Bundled payments for cancer care aim to reduce costs, improve standardization of treatments, and encourage transparency.
- UnitedHealthcare is expanding its bundled payments program for cancer treatments as part of its continued push towards bringing accountable care and value-based payments to the mainstream. After releasing a report earlier this year claiming that bundled payments for cancer treatments can save nearly a third of costs, the large payer is extending the same principle to head and neck cancer patients at MD Anderson Cancer Center in Houston.
“For the last five years, MD Anderson and its Institute for Cancer Care Innovation have been looking at how to best approach a single price for treating cancers. It is a complex question because cancer is a complex disease and each patient unique,” said Thomas W. Feeley, MD, head of Anesthesiology and Critical Care, and head of the institute. “Bundled pricing is something that patients and care providers want, and this is our first opportunity to better understand how we can manage costs without sacrificing quality care and patient outcomes.”
“Our partnership with MD Anderson Cancer Center marks an important step toward expanded bundled care payment models and away from the traditional fee-for-service payments for oncology care,” added Lee N. Newcomer, M.D., United Healthcare’s vice president, oncology. “Our recently completed pilot shows that these creative new cancer care payment models can reduce health care costs while improving patient outcomes. MD Anderson’s work with value-based workflows makes them a natural partner for bundled payments.”
Head and neck cancers, which include cancers of the salivary glands, mouth, tongue, throat, and larynx, incur a relatively small portion of the $124.6 billion spent on cancer care per year as of 2010, but the group of diseases provides an opportunity for UnitedHealthcare and MD Anderson to deploy eight different bundled payment models to further illustrate the benefits of pre-determined payments for standardized courses of care.

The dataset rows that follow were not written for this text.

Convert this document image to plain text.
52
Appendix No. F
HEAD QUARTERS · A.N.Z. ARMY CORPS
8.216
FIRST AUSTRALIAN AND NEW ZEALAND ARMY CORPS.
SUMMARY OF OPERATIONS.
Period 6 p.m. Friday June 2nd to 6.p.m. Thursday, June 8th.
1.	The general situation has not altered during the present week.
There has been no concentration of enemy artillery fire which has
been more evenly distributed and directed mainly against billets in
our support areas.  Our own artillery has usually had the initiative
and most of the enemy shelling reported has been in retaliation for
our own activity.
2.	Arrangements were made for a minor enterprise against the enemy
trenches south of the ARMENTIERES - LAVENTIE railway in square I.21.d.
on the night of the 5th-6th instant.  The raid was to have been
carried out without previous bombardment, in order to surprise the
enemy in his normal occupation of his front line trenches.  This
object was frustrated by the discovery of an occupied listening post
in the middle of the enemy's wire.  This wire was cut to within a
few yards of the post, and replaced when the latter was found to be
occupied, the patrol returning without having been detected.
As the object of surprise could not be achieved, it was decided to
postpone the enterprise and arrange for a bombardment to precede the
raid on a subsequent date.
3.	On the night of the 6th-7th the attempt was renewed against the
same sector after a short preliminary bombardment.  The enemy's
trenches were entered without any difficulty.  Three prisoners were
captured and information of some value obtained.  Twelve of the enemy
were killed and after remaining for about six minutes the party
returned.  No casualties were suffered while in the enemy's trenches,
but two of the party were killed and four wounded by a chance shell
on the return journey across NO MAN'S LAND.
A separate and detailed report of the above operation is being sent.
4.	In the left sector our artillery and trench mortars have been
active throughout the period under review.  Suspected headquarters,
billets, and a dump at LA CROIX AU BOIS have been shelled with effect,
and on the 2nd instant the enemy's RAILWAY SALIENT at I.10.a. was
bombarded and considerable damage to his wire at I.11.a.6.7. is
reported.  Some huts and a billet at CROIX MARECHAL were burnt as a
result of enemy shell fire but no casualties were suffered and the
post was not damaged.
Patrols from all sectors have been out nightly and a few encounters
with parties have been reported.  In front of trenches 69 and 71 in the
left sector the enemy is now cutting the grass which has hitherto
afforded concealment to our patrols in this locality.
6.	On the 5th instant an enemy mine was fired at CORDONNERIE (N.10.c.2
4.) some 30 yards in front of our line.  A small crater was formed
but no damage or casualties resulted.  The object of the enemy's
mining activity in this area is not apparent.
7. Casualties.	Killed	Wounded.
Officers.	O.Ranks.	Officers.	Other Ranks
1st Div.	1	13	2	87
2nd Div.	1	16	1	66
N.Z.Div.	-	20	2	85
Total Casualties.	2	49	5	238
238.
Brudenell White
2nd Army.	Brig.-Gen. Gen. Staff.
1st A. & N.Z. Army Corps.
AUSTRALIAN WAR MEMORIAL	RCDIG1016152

Providing an up-front estimate of costs helps patients understand their financial responsibilities while reducing the influence of pharmaceutical manufacturers on physicians who will be receiving the same reimbursement regardless of what specific therapy they choose from the menu of available options.
“The study, evaluating how physicians might be rewarded for improving clinical outcomes and reducing treatment costs rather than paying them based on the number of drugs administered to treat cancer, demonstrated a significant reduction in total costs for medical care without affecting the quality of care,” Newcomer said in July after the publication of results from a three-year pilot that started in 2010. The study of bundled payments for breast, colon, and lung cancer showed a 34% reduction in costs for 810 patients at five different oncology clinics.
MD Anderson is participating in the new pilot due to its prior work in mapping the cost and outcomes of cancer testing, treatments, follow-up care, and patient services which supports the pre-priced payment structures from UnitedHealthcare. “Patients enrolled in the pilot will not have any change or adjustment in their care as a result of the payment structure,” said Randal S. Weber, MD, professor and chair of the Department of Head and Neck Surgery.
UnitedHealthcare isn’t the only insurer looking at cancer payments as a way to reduce spending and standardize care. WellPoint has instituted a similar program that provides financial bonuses to oncologists who stick to a pre-determined regimen of care, and hopes to save $5.4 billion, or up to 4% of cancer care costs, per year under the new scheme.
MD Anderson and UnitedHealthcare will conduct the head and neck cancer payment pilot for three years with up to 150 newly diagnosed patients eligible under guidelines related to their insurance coverage.